A portaria que reconhece os dois irmãos como anistiados foi publicada na edição de segunda-feira (12) do Diário Oficial da União, pela ministra dos Direitos Humanos e da Cidadania, Macaé Evaristo.


Brasília (DF), 05/02/2025 - Clarice Herzog.  Foto: Marcelo Camargo/Agência Brasil
Brasília (DF), 05/02/2025 - Clarice Herzog.  Foto: Marcelo Camargo/Agência Brasil

Clarice Herzog é esposa do jornalista Vladimir Herzog. Ela foi anistiada em 2024 – Marcelo Camargo/Agência Brasil

“Em 2024, foi concedida a condição de anistiada política à Clarice Herzog. A decisão amplia o processo de reparação já reconhecido pelo Estado em relação à família Herzog”, justificou, em nota, o ministério.

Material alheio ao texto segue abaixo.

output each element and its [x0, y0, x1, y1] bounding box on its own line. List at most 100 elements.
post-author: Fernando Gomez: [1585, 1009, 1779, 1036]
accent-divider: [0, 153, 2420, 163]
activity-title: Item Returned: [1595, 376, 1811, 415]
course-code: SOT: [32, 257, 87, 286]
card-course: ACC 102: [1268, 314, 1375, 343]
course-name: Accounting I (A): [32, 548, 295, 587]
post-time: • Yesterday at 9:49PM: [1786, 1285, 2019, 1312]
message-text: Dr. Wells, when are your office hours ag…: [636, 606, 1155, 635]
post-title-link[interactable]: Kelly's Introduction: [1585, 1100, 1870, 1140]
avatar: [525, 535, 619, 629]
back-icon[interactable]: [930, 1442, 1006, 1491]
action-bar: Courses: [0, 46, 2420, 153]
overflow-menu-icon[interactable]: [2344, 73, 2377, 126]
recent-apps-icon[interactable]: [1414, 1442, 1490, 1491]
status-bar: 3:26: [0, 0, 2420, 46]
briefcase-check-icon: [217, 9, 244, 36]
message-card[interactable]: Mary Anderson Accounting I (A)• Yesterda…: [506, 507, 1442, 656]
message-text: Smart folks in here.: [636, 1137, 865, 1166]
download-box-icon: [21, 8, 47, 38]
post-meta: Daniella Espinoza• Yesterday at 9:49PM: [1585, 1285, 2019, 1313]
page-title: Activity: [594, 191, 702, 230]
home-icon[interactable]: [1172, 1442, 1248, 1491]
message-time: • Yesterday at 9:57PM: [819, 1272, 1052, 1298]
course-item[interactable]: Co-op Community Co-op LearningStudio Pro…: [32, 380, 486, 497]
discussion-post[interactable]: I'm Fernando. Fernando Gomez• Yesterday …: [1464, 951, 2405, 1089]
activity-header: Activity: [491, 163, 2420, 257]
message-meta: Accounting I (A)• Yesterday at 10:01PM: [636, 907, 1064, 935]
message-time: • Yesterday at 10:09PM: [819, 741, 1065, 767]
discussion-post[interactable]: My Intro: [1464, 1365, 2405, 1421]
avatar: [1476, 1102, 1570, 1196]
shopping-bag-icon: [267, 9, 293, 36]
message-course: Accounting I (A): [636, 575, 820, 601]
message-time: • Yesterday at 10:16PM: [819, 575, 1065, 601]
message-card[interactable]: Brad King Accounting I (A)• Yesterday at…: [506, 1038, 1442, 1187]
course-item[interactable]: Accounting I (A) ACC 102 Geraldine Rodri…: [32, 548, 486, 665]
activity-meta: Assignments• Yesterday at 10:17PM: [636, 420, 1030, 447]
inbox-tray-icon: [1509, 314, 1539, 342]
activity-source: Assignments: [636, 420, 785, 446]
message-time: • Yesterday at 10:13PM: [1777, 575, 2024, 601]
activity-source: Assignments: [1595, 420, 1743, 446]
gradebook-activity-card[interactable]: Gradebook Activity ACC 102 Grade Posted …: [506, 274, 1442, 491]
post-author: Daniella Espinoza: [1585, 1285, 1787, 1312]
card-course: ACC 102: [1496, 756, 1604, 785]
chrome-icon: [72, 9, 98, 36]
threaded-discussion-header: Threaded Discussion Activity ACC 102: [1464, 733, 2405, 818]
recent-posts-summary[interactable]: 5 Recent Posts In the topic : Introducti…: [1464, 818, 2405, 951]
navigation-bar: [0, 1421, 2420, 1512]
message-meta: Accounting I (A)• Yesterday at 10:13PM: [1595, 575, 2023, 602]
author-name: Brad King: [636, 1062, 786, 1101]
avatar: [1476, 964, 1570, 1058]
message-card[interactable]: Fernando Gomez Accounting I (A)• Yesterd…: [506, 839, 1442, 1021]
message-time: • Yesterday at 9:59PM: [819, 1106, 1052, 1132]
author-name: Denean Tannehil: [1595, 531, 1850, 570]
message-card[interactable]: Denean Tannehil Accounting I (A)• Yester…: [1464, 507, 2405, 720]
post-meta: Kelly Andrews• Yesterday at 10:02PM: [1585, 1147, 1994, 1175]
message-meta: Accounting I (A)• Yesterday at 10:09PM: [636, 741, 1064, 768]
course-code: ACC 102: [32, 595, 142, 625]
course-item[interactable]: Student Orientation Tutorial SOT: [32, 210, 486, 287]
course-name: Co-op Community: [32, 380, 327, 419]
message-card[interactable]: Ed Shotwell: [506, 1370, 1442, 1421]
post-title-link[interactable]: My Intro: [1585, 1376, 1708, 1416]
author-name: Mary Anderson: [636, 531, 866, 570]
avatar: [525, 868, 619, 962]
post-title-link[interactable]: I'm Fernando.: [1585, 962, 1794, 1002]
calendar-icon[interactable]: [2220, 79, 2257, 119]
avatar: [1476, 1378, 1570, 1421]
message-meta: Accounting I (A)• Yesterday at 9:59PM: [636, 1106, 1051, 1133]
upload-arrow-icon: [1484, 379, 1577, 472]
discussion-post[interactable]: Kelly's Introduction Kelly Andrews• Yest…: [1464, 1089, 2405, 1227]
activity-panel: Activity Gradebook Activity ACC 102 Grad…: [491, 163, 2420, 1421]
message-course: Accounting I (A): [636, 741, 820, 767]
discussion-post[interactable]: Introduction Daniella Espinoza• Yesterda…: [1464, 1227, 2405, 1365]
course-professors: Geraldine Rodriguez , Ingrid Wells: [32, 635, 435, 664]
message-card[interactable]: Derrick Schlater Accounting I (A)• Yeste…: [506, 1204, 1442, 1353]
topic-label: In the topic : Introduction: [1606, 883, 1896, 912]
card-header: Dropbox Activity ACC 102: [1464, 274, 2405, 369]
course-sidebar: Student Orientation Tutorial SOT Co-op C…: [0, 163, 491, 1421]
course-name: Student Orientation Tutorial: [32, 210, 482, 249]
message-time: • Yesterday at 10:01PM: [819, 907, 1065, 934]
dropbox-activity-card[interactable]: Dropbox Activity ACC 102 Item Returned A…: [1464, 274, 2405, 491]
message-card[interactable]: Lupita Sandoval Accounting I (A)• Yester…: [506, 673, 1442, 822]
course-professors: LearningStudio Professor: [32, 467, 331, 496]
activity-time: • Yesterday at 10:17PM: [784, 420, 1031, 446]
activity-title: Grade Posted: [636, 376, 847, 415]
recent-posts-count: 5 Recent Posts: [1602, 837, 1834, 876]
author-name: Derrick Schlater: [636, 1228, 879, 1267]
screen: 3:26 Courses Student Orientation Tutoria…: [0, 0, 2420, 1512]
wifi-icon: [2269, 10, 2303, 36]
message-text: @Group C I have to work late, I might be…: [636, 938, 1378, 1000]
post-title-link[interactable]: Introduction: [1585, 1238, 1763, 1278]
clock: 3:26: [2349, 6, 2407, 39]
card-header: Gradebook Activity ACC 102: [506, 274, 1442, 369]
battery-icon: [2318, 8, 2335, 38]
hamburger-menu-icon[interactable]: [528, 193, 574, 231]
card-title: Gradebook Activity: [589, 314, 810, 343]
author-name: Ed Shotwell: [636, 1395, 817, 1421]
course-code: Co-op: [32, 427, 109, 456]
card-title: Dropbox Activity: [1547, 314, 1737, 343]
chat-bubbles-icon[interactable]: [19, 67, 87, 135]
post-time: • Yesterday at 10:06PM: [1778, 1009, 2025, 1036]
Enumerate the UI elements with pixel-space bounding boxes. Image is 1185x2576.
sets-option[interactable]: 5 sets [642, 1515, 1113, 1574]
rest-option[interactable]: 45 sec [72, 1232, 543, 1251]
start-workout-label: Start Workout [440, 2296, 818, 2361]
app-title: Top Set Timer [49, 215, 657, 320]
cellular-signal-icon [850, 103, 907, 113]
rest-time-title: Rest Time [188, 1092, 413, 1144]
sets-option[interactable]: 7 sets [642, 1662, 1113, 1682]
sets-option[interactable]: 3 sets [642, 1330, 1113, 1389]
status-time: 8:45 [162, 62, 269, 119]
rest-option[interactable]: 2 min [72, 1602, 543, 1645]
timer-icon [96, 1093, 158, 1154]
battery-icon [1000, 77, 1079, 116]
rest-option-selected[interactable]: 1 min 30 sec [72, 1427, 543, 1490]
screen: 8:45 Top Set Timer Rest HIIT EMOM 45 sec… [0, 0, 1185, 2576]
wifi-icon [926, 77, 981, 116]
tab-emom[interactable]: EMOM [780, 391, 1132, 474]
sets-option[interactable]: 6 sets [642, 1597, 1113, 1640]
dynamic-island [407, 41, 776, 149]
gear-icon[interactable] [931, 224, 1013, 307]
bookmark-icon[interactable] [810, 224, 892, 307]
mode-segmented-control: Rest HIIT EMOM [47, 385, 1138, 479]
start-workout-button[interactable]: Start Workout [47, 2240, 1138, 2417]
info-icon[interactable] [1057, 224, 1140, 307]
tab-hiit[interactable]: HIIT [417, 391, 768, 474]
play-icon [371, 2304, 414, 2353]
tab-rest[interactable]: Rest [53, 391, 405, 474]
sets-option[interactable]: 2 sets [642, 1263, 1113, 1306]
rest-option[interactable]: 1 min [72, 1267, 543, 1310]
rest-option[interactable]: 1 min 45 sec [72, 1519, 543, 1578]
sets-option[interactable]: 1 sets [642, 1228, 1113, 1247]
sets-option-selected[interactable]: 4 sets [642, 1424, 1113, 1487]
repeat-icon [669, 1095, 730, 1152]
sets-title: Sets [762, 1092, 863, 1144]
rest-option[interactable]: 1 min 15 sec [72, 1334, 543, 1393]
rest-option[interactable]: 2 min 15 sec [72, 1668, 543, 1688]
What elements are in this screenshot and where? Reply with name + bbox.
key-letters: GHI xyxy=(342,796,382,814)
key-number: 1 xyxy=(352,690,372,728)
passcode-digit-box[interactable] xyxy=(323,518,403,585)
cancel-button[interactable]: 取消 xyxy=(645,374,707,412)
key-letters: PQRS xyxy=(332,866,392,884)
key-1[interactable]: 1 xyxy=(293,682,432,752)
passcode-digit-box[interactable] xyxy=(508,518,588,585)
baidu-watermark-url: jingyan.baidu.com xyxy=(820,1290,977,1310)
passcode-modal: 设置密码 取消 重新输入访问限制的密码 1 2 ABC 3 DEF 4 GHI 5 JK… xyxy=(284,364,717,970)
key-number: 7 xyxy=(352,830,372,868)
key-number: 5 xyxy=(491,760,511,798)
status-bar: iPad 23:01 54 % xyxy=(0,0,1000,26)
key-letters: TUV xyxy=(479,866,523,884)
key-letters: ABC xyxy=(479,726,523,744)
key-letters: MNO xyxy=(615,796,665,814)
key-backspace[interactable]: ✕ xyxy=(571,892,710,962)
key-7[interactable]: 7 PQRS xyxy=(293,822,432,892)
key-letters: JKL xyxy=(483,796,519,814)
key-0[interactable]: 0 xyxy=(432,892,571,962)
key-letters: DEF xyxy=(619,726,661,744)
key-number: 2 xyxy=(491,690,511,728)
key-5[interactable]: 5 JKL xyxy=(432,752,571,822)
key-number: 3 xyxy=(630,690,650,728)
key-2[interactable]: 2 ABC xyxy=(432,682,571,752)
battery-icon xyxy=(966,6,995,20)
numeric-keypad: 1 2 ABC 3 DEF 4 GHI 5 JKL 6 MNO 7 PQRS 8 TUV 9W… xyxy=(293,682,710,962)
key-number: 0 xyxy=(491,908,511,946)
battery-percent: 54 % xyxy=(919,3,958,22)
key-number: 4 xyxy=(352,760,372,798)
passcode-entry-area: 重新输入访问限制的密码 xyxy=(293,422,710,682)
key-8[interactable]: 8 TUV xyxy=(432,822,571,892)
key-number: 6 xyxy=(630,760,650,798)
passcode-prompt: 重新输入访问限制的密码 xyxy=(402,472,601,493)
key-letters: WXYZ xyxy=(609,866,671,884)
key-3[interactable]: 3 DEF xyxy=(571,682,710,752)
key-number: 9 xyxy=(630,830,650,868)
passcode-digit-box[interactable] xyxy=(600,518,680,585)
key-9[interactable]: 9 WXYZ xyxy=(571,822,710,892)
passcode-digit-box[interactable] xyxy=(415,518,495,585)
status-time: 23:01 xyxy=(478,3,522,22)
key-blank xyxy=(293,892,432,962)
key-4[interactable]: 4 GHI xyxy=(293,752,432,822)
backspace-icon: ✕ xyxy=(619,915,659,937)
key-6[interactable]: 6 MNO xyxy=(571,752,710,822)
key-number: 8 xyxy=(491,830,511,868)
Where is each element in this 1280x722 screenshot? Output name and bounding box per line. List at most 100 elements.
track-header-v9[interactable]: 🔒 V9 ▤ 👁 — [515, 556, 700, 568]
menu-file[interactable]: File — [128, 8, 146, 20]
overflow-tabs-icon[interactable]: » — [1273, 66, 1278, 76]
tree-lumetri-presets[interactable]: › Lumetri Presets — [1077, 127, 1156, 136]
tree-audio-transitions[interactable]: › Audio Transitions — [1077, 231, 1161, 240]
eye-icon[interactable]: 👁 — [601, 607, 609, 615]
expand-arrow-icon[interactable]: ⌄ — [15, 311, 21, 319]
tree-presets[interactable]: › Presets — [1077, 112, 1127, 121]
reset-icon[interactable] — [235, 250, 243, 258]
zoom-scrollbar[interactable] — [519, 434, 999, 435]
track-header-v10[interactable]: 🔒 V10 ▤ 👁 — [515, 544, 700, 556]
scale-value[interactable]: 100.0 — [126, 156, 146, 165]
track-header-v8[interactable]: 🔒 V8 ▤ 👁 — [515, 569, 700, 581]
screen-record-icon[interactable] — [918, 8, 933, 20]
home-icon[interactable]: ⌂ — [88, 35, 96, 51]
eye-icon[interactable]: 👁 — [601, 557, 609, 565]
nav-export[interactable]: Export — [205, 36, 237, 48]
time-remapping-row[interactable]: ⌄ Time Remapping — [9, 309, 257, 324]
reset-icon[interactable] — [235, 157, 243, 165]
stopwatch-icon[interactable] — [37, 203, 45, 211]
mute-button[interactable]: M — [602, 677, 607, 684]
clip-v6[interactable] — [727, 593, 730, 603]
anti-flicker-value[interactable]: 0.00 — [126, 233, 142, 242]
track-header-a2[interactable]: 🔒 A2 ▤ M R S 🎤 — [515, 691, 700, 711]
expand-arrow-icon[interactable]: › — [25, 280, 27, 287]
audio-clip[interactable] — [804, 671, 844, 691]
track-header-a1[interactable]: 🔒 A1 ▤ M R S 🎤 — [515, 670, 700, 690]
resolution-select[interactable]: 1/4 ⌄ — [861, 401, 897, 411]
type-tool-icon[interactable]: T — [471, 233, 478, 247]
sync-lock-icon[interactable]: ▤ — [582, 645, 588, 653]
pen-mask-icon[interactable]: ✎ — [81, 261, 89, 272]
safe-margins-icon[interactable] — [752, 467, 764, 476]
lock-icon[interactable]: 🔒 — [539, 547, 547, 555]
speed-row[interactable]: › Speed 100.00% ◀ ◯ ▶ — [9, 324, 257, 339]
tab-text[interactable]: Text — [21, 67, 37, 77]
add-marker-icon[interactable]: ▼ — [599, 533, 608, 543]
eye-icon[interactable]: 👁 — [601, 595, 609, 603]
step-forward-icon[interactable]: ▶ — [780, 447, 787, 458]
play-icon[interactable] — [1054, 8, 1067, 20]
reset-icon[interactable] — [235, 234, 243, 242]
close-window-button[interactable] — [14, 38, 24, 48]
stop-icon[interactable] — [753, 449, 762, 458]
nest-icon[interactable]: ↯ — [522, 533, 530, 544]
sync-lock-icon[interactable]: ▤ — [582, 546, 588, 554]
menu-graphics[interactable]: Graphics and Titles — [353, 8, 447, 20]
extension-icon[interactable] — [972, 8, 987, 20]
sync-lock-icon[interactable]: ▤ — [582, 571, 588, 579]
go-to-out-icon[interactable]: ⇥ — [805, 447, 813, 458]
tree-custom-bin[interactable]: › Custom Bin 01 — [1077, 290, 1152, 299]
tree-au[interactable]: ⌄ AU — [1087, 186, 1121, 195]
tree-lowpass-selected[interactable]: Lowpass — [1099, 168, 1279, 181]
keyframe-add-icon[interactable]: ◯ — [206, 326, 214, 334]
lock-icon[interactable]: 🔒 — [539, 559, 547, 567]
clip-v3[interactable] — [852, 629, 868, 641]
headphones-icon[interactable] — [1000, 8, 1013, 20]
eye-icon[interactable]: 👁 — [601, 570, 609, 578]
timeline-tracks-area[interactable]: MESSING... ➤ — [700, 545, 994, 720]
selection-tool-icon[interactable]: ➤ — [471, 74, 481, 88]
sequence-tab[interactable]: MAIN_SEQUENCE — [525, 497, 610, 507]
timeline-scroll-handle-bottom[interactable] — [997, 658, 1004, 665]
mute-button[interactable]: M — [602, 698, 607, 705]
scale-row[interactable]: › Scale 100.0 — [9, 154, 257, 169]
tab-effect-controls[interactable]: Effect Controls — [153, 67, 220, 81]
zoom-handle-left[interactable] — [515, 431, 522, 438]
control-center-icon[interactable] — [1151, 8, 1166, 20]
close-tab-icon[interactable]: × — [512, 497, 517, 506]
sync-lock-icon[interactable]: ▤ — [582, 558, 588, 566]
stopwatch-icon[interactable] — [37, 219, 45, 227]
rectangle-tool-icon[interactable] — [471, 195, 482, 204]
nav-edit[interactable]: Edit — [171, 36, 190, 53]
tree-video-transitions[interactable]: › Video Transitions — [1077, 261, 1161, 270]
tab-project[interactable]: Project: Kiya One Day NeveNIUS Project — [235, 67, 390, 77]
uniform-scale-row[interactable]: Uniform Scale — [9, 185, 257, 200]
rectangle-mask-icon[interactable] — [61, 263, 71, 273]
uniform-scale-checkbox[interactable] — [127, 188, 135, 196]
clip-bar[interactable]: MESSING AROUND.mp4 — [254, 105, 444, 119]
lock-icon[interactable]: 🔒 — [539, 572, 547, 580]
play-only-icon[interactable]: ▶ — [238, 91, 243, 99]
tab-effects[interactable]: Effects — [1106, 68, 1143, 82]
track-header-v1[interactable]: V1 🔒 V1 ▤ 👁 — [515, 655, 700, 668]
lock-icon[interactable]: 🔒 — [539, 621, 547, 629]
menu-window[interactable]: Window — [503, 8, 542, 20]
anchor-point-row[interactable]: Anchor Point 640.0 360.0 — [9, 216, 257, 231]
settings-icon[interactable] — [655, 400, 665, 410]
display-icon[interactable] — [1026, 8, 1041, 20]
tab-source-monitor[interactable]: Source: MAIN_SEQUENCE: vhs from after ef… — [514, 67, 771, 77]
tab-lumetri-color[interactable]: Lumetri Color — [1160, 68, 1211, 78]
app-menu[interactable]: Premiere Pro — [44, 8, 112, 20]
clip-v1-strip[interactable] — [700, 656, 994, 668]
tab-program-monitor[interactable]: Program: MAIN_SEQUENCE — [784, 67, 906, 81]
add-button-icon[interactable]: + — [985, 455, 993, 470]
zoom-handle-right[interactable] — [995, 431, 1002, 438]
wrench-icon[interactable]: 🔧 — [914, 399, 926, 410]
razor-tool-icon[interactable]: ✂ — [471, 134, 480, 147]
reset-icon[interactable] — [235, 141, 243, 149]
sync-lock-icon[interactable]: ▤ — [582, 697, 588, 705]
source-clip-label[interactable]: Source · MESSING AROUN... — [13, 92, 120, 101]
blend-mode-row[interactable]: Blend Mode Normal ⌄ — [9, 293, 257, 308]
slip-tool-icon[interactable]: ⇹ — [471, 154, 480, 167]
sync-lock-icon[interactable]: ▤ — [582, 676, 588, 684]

Conselheira da Comissão de Anistia e relatora de Ivo e André Herzog, Gabriela de Sá explica que o reconhecimento da anistia política dos filhos de Vladimir representa uma reparação histórica de um período que causou traumas intergeracionais.

“É importante destacar que são considerados anistiados políticos todas as pessoas que sofreram atos institucionais, complementares ou de exceção na sua totalidade. Isso quer dizer que, quando se impõe restrições à convivência familiar, estamos lidando com uma medida de exceção que viola diretamente os direitos dos filhos e filhas de quem foi perseguido politicamente”, justificou.

Segundo ela, a análise da documentação que consta nos requerimentos de anistia política mostra o quanto os irmãos “foram afetados desde a infância pelas disputas em torno das diferentes versões sobre as circunstâncias do assassinato de seu pai”.

“Sobretudo, à ostensiva exposição do registro de Vladimir Herzog sem vida na cela do DOI-CODI, em São Paulo, ressaltando a necessidade de reconhecer as violações de direitos humanos que diretamente atingiram os irmãos, durante a época da ditadura”, complementou a conselheira.